All short track racing circles have their household names and memorable personalities. One of those with much success in the asphalt and indoor short track open wheel ranks is Joey Payne. Popularly known as the “Jersey Jet”, Payne has traveled the country over his decades of experience. Perhaps the pinnacle of his career has been racing extremely fast machines at a track chock full of history, Oswego Speedway.
A year ago he set a track record, which still stands, in the annual Budweiser International Classic 200 for the non-winged Supermodifieds. From there, he set a torrid pace but it ended in disappointment in the pit area after an on track altercation. This season has not seen him on the track anywhere close to as much as past years.
Running with a different team and having far less time on the track compared to 2014, he wasn’t showing the track record breaking type of speed leading into this year’s ‘Classic’. Nevertheless, he and the tight-knit group he was racing for remained optimistic heading into the weekend.
“I’ll tell you what, Friday we time trialed at a 16.5 which is the best that this car has ever been here and I told (car co-owner) Pat (Strong) we could race probably 25 hard laps at that speed,” Payne recapped to Speed51.com powered by JEGS. “We were so solid.”
Things would not be easy by any means when Sunday came around. A car that handled well at first on a race setup suddenly became the opposite.
“It was so freaking tight, like it was beautiful,” Payne said about the car’s handling initially. “Then we went out for the full fuel load with our race tires and I was loose as hell, and I was like man we’re in trouble. We changed probably five things for that car for the race, and I went into the first corner and honestly it was a bag of s---. I said ‘man this is going to be a long race.’”
An immense amount of hard work and determination would pay off though as the afternoon went on. After all the time spent simply trying to get back on “The Steel Palace” track surface, it was like destiny had occurred by race’s end.

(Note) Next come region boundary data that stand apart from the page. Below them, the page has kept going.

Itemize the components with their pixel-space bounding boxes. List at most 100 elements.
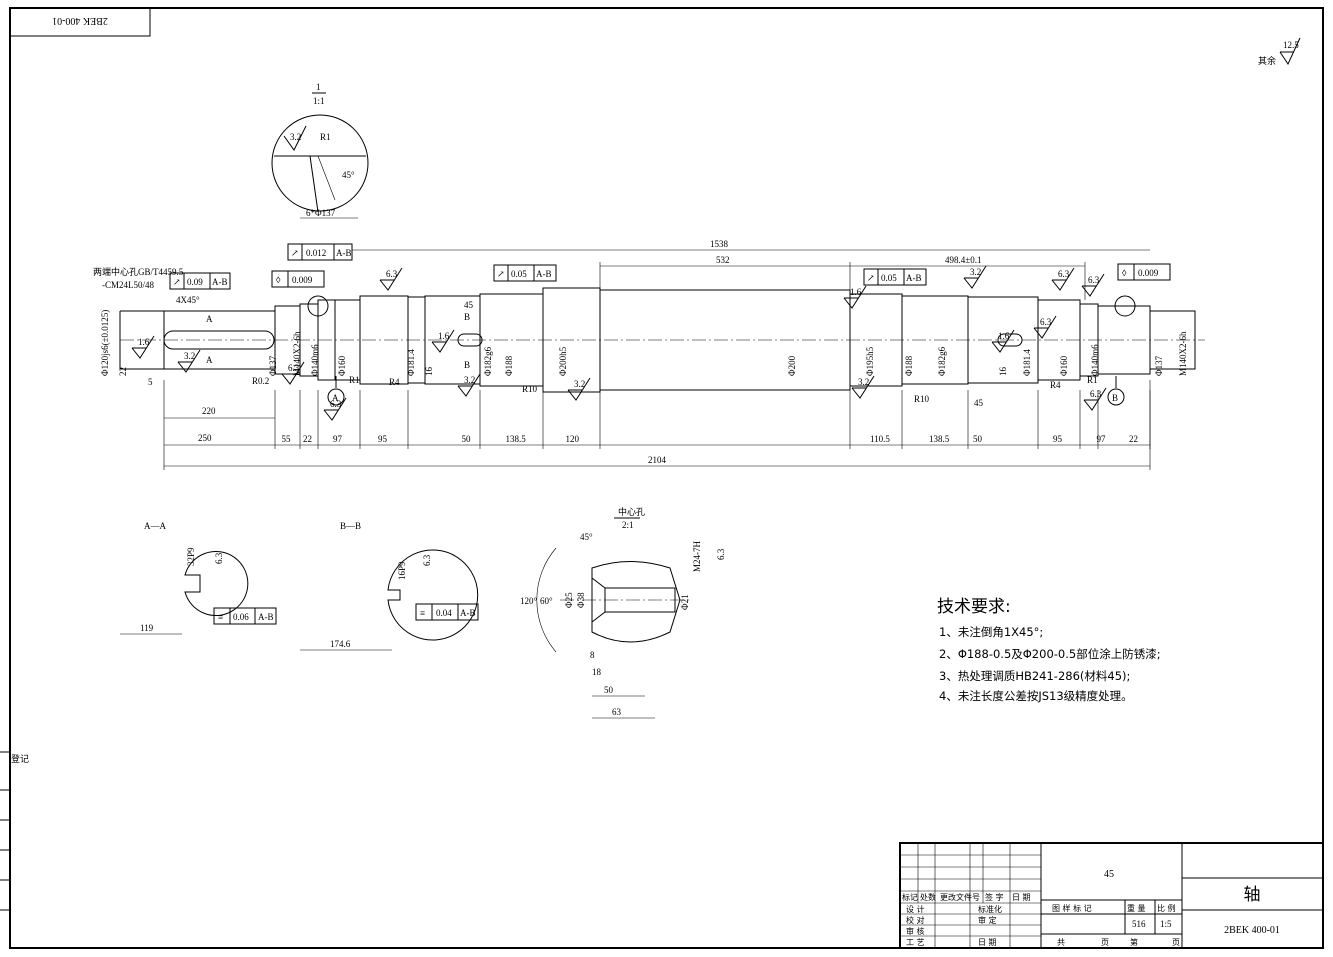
- diameter-label: Φ160: [337, 355, 347, 376]
- keyway-dim: 45: [464, 300, 474, 310]
- bottom-dim: 110.5: [870, 434, 890, 444]
- title-label: 第: [1130, 937, 1138, 947]
- surface-note-prefix: 其余: [1258, 55, 1276, 66]
- title-label: 页: [1172, 938, 1180, 947]
- tolerance-frame-1: ↗ 0.012 A-B: [287, 243, 353, 261]
- detail1-scale: 1:1: [313, 96, 325, 106]
- requirements-title: 技术要求:: [937, 597, 1011, 617]
- diameter-label: Φ137: [268, 355, 278, 376]
- center-hole-scale: 2:1: [622, 520, 634, 530]
- bottom-dim: 97: [333, 434, 343, 444]
- title-label: 标记: [902, 892, 918, 902]
- title-label: 工 艺: [906, 938, 925, 947]
- roughness-value: 3.2: [464, 375, 475, 385]
- svg-text:0.009: 0.009: [292, 275, 313, 285]
- title-label: 设 计: [906, 904, 925, 914]
- bottom-dim: 22: [303, 434, 312, 444]
- bottom-dim: 22: [1129, 434, 1138, 444]
- title-label: 日 期: [1012, 893, 1031, 902]
- roughness-mark: 3.2: [851, 375, 875, 399]
- bottom-dim: 95: [1053, 434, 1063, 444]
- drawing-frame: [9, 7, 1324, 949]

“I just hung around in 25th, 26th, and 27th,” Payne explained. “I just took my time, and probably 125 laps into the race it woke up and I knew I had a decent piece, and I just started picking them off one by one.”
Payne steadily cracked into the top 10 in the closing stages, and on a restart with less than 10 laps to go was suddenly in the top five. He would continue climbing and finished third. There may not have been anyone as ecstatic and ready to go another 200 laps on this day as the Fair Lawn, New Jersey resident.
“I tell you, if it went longer we were good,” an elated Payne said. “We were coming. I lost second by probably a foot at the end. If we had one more lap I probably would have had second.”
One of the biggest achievements was a touch of redemption for the driver who was left searching for a ride prior to the start of the season.
“I got fired by the Graham team in February,” Payne remarked. “It was like strategically done, but you wait until February to fire me when I have nothing? Then I told Pat and Terry that we would reunite for one more race, and I told them there was one thing on my agenda. I want to beat those frickin’ silver cars and you know what they fell out, but I don’t give a s---. We beat them.”
Payne, donning a driving suit formerly worn by his fellow home state racer and buddy Jimmy Blewett, was surrounded by family and friends. He was also first to admit that it could not have been accomplished without everyone’s support.
“Everything fell into place this weekend,” Payne said. “It costs so much money to do this. I’ve got FX Caprara, Sandusky Speedway, Burke’s Home Center, Scriba Meats, Joey Witkum, Tom Salvador. Everybody that contributed made the puzzle happen.”
After a successful ‘Classic’, Payne will return to what he has been doing most of the season.
“I’ve been taking my son (Anthony) racing and watching my other son Joey race go karts, and I have been having a really good time.”
Joey was present when Anthony picked up his first career NEMA Lites feature win earlier in the season. With the track’s Supermodifieds having the day off on Saturday, Payne made a trip north to compete in a Tim Bertrand-fielded NEMA Midget at Monadnock Speedway (NH). It is one of multiple divisions he has enjoyed favorable results at over the years.
The result that night not only gave him some confidence going into Sunday, but kept a streak alive that at this point of the year was in jeopardy of ending.
“I went to New Hampshire last night and won a midget race,” Payne enthusiastically mentioned after the successful weekend concluded. “That makes 31 years in a row of winning a race every year so it can’t end any better.”
As for his career in a Supermodified there is a good chance that it will be coming to a close, and with that means probably little to no more opportunities to compete at such a storied facility. It was definitely a bittersweet atmosphere post-race.
“This is probably my last race here,” the emotional Payne said. “I’m pretty much done.”